Wednesday, February 19, 2014

Living Time: Art and Life After 'Art-Into-Life': Karin Sanders

On February 20 and February 21 The Arts Research Center at UC Berkeley is hosting the symposium “Living Time: Art and Life After 'Art-Into-Life'. We've asked participants from three sessions to post some brief thoughts on the topic in advance of the event. This guest posting is by Karin Sanders (Professor, Department of Scandinavian, UC Berkeley), who is presenting in the session Regional Check-in: Nordic Time Zones: Time-based art in the High North.

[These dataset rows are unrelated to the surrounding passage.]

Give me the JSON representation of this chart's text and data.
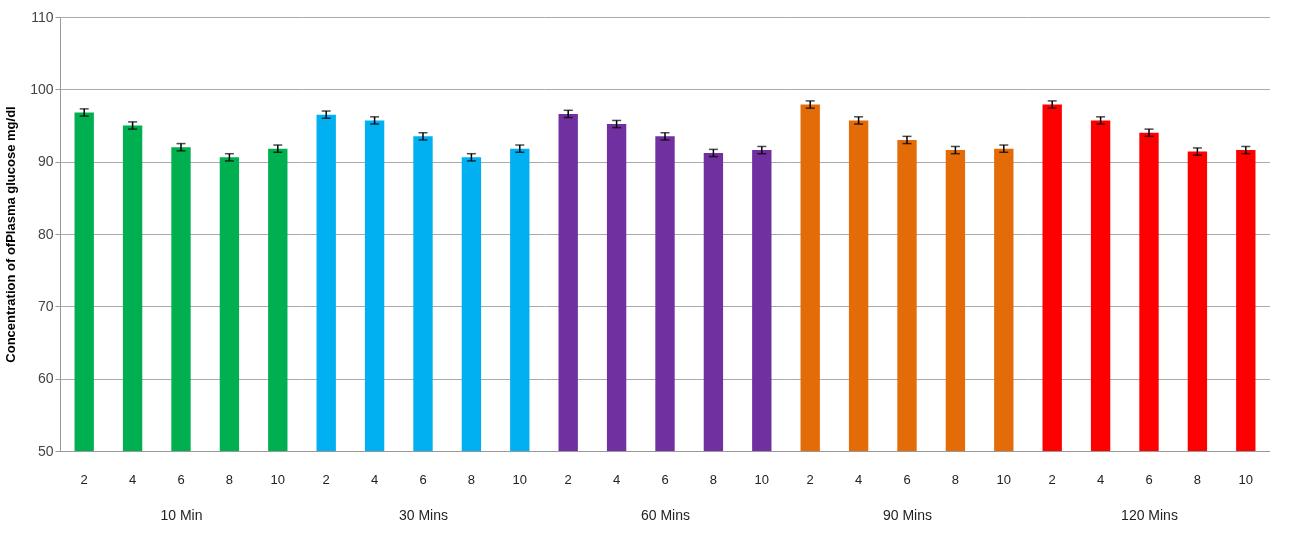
{
  "chart_data": [
    {
      "type": "bar",
      "ylabel": "Concentration of  ofPlasma  glucose mg/dl",
      "xlabel": "10 Min",
      "categories": [
        "2",
        "4",
        "6",
        "8",
        "10"
      ],
      "values": [
        96.8,
        95.0,
        92.0,
        90.6,
        91.8
      ],
      "errors": [
        0.5,
        0.5,
        0.5,
        0.5,
        0.5
      ],
      "color": "#00b050",
      "ylim": [
        50,
        110
      ],
      "yticks": [
        50,
        60,
        70,
        80,
        90,
        100,
        110
      ],
      "grid": "y"
    },
    {
      "type": "bar",
      "xlabel": "30 Mins",
      "categories": [
        "2",
        "4",
        "6",
        "8",
        "10"
      ],
      "values": [
        96.5,
        95.7,
        93.5,
        90.6,
        91.8
      ],
      "errors": [
        0.5,
        0.5,
        0.5,
        0.5,
        0.5
      ],
      "color": "#00b0f0",
      "ylim": [
        50,
        110
      ],
      "yticks": [
        50,
        60,
        70,
        80,
        90,
        100,
        110
      ],
      "grid": "y",
      "tick_labels": "x"
    },
    {
      "type": "bar",
      "xlabel": "60 Mins",
      "categories": [
        "2",
        "4",
        "6",
        "8",
        "10"
      ],
      "values": [
        96.6,
        95.2,
        93.5,
        91.2,
        91.6
      ],
      "errors": [
        0.5,
        0.5,
        0.5,
        0.5,
        0.5
      ],
      "color": "#7030a0",
      "ylim": [
        50,
        110
      ],
      "yticks": [
        50,
        60,
        70,
        80,
        90,
        100,
        110
      ],
      "grid": "y",
      "tick_labels": "x"
    },
    {
      "type": "bar",
      "xlabel": "90 Mins",
      "categories": [
        "2",
        "4",
        "6",
        "8",
        "10"
      ],
      "values": [
        97.9,
        95.7,
        93.0,
        91.6,
        91.8
      ],
      "errors": [
        0.5,
        0.5,
        0.5,
        0.5,
        0.5
      ],
      "color": "#e36c09",
      "ylim": [
        50,
        110
      ],
      "yticks": [
        50,
        60,
        70,
        80,
        90,
        100,
        110
      ],
      "grid": "y",
      "tick_labels": "x"
    },
    {
      "type": "bar",
      "xlabel": "120 Mins",
      "categories": [
        "2",
        "4",
        "6",
        "8",
        "10"
      ],
      "values": [
        97.9,
        95.7,
        94.0,
        91.4,
        91.6
      ],
      "errors": [
        0.5,
        0.5,
        0.5,
        0.5,
        0.5
      ],
      "color": "#ff0000",
      "ylim": [
        50,
        110
      ],
      "yticks": [
        50,
        60,
        70,
        80,
        90,
        100,
        110
      ],
      "grid": "y",
      "tick_labels": "x"
    }
  ]
}
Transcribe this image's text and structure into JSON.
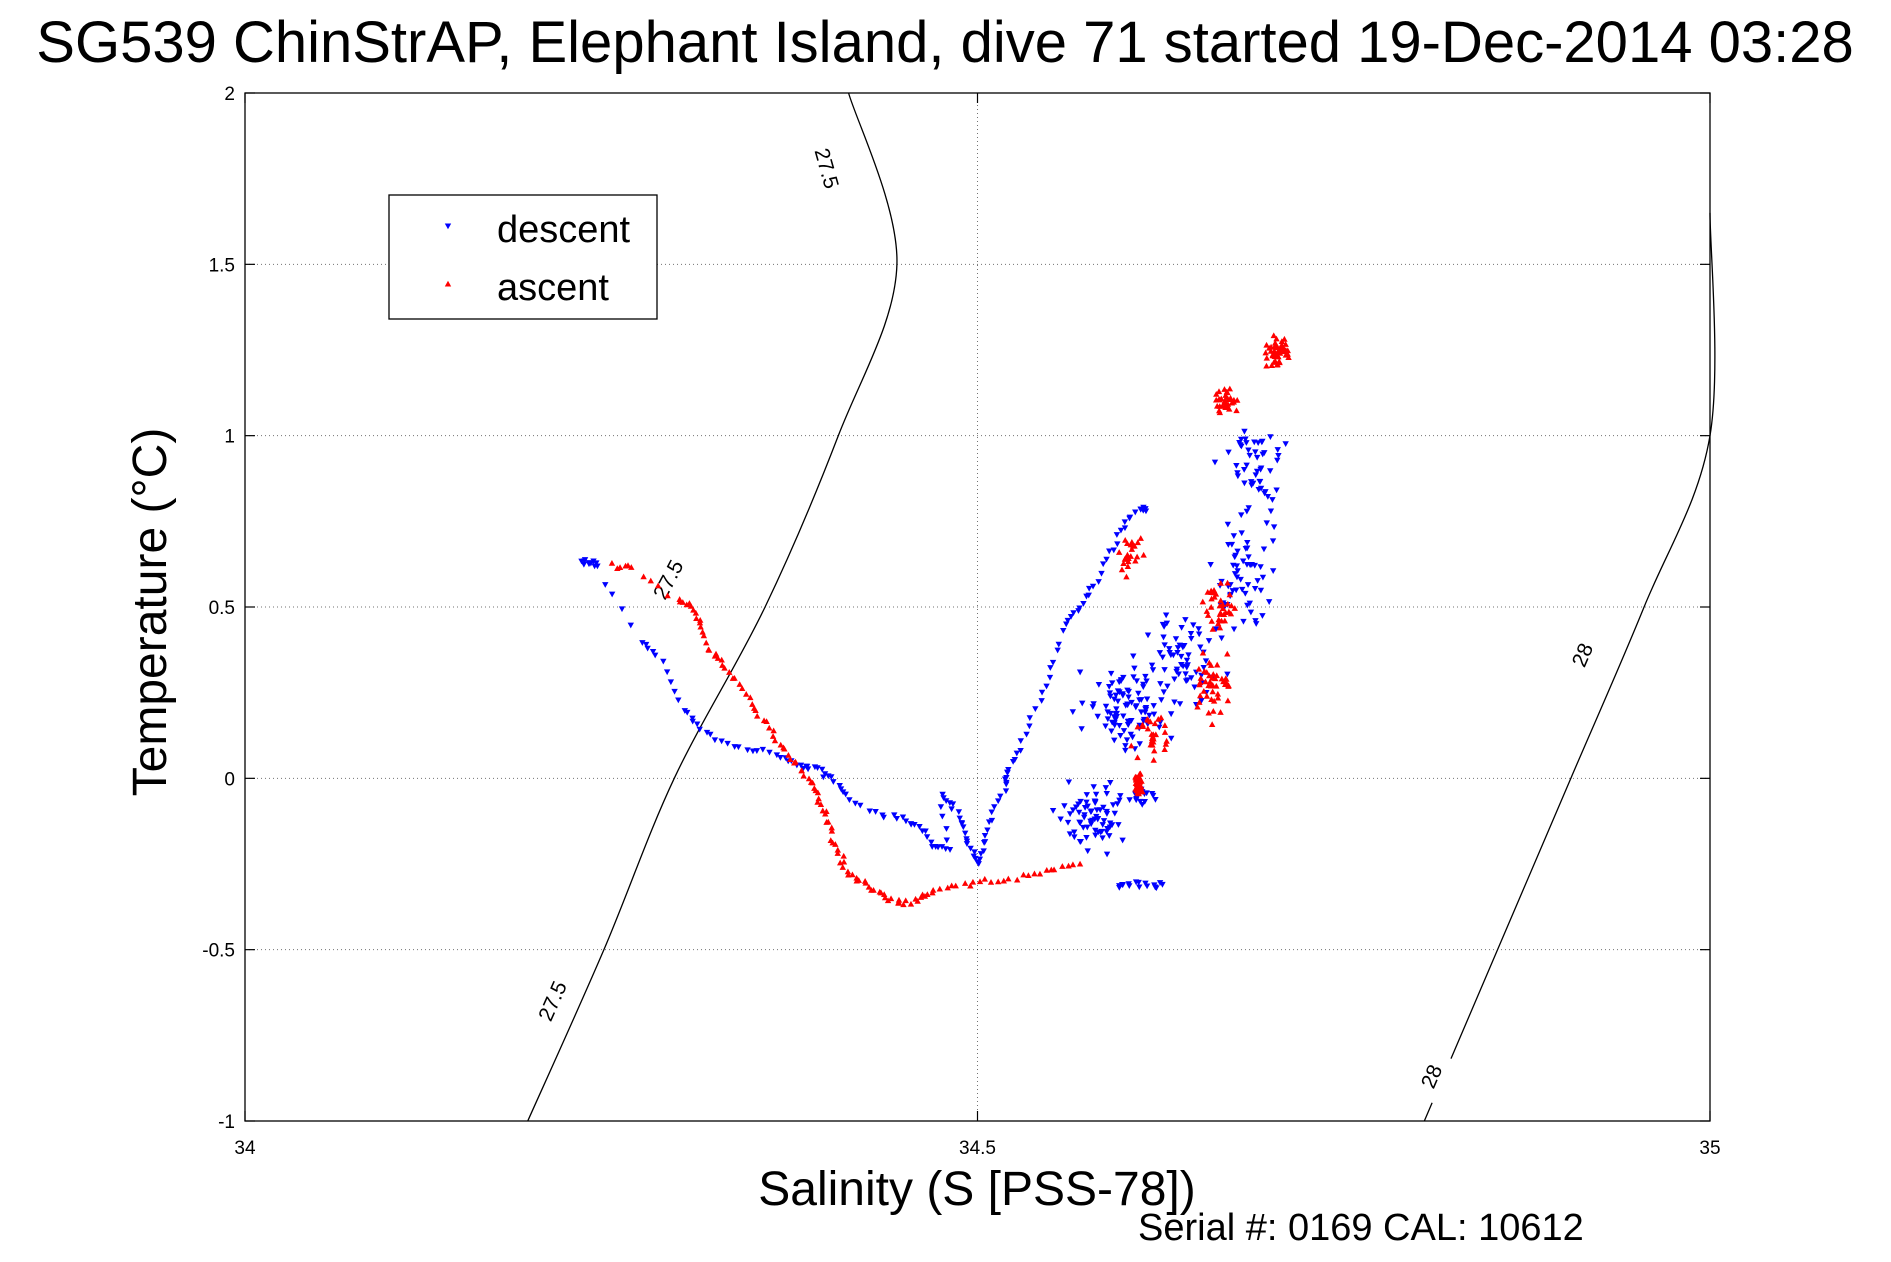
{
  "chart_data": {
    "type": "scatter",
    "title": "SG539 ChinStrAP, Elephant Island, dive 71 started 19-Dec-2014 03:28",
    "xlabel": "Salinity (S [PSS-78])",
    "ylabel": "Temperature (°C)",
    "xlim": [
      34,
      35
    ],
    "ylim": [
      -1,
      2
    ],
    "x_ticks": [
      "34",
      "34.5",
      "35"
    ],
    "y_ticks": [
      "-1",
      "-0.5",
      "0",
      "0.5",
      "1",
      "1.5",
      "2"
    ],
    "grid": true,
    "legend_position": "upper-left",
    "footer": "Serial #: 0169 CAL: 10612",
    "contours": [
      {
        "label": "27.5",
        "points": [
          [
            34.193,
            -1.0
          ],
          [
            34.245,
            -0.5
          ],
          [
            34.293,
            0.0
          ],
          [
            34.355,
            0.5
          ],
          [
            34.405,
            1.0
          ],
          [
            34.445,
            1.5
          ],
          [
            34.412,
            2.0
          ]
        ],
        "labels_at": [
          [
            34.21,
            -0.65,
            "27.5"
          ],
          [
            34.289,
            0.58,
            "27.5"
          ],
          [
            34.397,
            1.78,
            "27.5"
          ]
        ]
      },
      {
        "label": "28",
        "points": [
          [
            34.805,
            -1.0
          ],
          [
            34.855,
            -0.5
          ],
          [
            34.905,
            0.0
          ],
          [
            34.955,
            0.5
          ],
          [
            35.0,
            1.0
          ],
          [
            35.0,
            1.65
          ]
        ],
        "labels_at": [
          [
            34.81,
            -0.87,
            "28"
          ],
          [
            34.913,
            0.36,
            "28"
          ]
        ]
      }
    ],
    "series": [
      {
        "name": "descent",
        "color": "#0000ff",
        "marker": "triangle-down",
        "path": [
          [
            34.23,
            0.63
          ],
          [
            34.235,
            0.63
          ],
          [
            34.24,
            0.62
          ],
          [
            34.27,
            0.4
          ],
          [
            34.285,
            0.34
          ],
          [
            34.3,
            0.2
          ],
          [
            34.31,
            0.14
          ],
          [
            34.33,
            0.1
          ],
          [
            34.35,
            0.08
          ],
          [
            34.37,
            0.06
          ],
          [
            34.38,
            0.03
          ],
          [
            34.39,
            0.03
          ],
          [
            34.4,
            0.0
          ],
          [
            34.41,
            -0.05
          ],
          [
            34.43,
            -0.1
          ],
          [
            34.45,
            -0.12
          ],
          [
            34.46,
            -0.14
          ],
          [
            34.47,
            -0.19
          ],
          [
            34.48,
            -0.21
          ],
          [
            34.475,
            -0.05
          ],
          [
            34.485,
            -0.09
          ],
          [
            34.49,
            -0.15
          ],
          [
            34.495,
            -0.2
          ],
          [
            34.5,
            -0.25
          ],
          [
            34.505,
            -0.18
          ],
          [
            34.51,
            -0.1
          ],
          [
            34.52,
            -0.02
          ],
          [
            34.52,
            0.02
          ],
          [
            34.53,
            0.08
          ],
          [
            34.54,
            0.2
          ],
          [
            34.55,
            0.32
          ],
          [
            34.56,
            0.45
          ],
          [
            34.57,
            0.5
          ],
          [
            34.58,
            0.56
          ],
          [
            34.59,
            0.66
          ],
          [
            34.6,
            0.73
          ],
          [
            34.61,
            0.79
          ],
          [
            34.615,
            0.78
          ]
        ],
        "clusters": [
          {
            "center": [
              34.575,
              -0.12
            ],
            "spread": [
              0.03,
              0.13
            ],
            "n": 70
          },
          {
            "center": [
              34.6,
              0.2
            ],
            "spread": [
              0.04,
              0.18
            ],
            "n": 90
          },
          {
            "center": [
              34.64,
              0.35
            ],
            "spread": [
              0.04,
              0.22
            ],
            "n": 70
          },
          {
            "center": [
              34.68,
              0.6
            ],
            "spread": [
              0.03,
              0.25
            ],
            "n": 60
          },
          {
            "center": [
              34.69,
              0.9
            ],
            "spread": [
              0.03,
              0.22
            ],
            "n": 50
          },
          {
            "center": [
              34.61,
              -0.31
            ],
            "spread": [
              0.03,
              0.02
            ],
            "n": 16
          },
          {
            "center": [
              34.61,
              -0.05
            ],
            "spread": [
              0.02,
              0.04
            ],
            "n": 20
          }
        ]
      },
      {
        "name": "ascent",
        "color": "#ff0000",
        "marker": "triangle-up",
        "path": [
          [
            34.25,
            0.62
          ],
          [
            34.265,
            0.61
          ],
          [
            34.295,
            0.52
          ],
          [
            34.305,
            0.5
          ],
          [
            34.31,
            0.45
          ],
          [
            34.315,
            0.38
          ],
          [
            34.325,
            0.34
          ],
          [
            34.335,
            0.29
          ],
          [
            34.345,
            0.22
          ],
          [
            34.355,
            0.16
          ],
          [
            34.365,
            0.1
          ],
          [
            34.375,
            0.05
          ],
          [
            34.385,
            0.0
          ],
          [
            34.39,
            -0.05
          ],
          [
            34.395,
            -0.1
          ],
          [
            34.4,
            -0.16
          ],
          [
            34.405,
            -0.22
          ],
          [
            34.41,
            -0.27
          ],
          [
            34.42,
            -0.3
          ],
          [
            34.43,
            -0.33
          ],
          [
            34.44,
            -0.35
          ],
          [
            34.45,
            -0.37
          ],
          [
            34.46,
            -0.35
          ],
          [
            34.47,
            -0.33
          ],
          [
            34.49,
            -0.31
          ],
          [
            34.51,
            -0.3
          ],
          [
            34.53,
            -0.29
          ],
          [
            34.55,
            -0.27
          ],
          [
            34.57,
            -0.25
          ]
        ],
        "clusters": [
          {
            "center": [
              34.605,
              0.65
            ],
            "spread": [
              0.012,
              0.08
            ],
            "n": 25
          },
          {
            "center": [
              34.665,
              0.5
            ],
            "spread": [
              0.015,
              0.1
            ],
            "n": 35
          },
          {
            "center": [
              34.66,
              0.28
            ],
            "spread": [
              0.02,
              0.15
            ],
            "n": 45
          },
          {
            "center": [
              34.62,
              0.12
            ],
            "spread": [
              0.02,
              0.1
            ],
            "n": 30
          },
          {
            "center": [
              34.61,
              -0.02
            ],
            "spread": [
              0.004,
              0.05
            ],
            "n": 30
          },
          {
            "center": [
              34.67,
              1.1
            ],
            "spread": [
              0.015,
              0.05
            ],
            "n": 35
          },
          {
            "center": [
              34.705,
              1.25
            ],
            "spread": [
              0.012,
              0.07
            ],
            "n": 50
          }
        ]
      }
    ]
  }
}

At Living Time, I want to contemplate recent questions raised by museum theorists about permanency and the perils of musealization by considering the use of a particular and rather mundane substance: ice.  How does this transient material function in the form of sculpture? Can institutional walls regulate the fickleness of Ice Art? Can Ice Art be placed somewhere between museumphobia and museumania? If sculptures made of ice are placed within museum walls do they inevitably challenge fixed institutional parameters and deep-rooted assumption about temporality?  Said differently, how can Ice Art negotiate questions of disappearance and reproducibility, fluidity and solidity? And how does it relate to the human body? Can the evocative materiality of ice allow the viewers a possibility of contemplating the fall of museum walls or their reinforcement? To answer these questions I have selected several Ice Art pieces from three Danish artists, sculptor Kirsten Justesen, (Icelandic-Danish) sculptor Olafur Eliasson and sculptor Troels Sandegård.  All, as I hope to show, operate with frozen material and concepts of frozen time that allow us to contemplate the human condition as physical reality but through a transformative lens of destabilization: melting, liquefying, evaporating.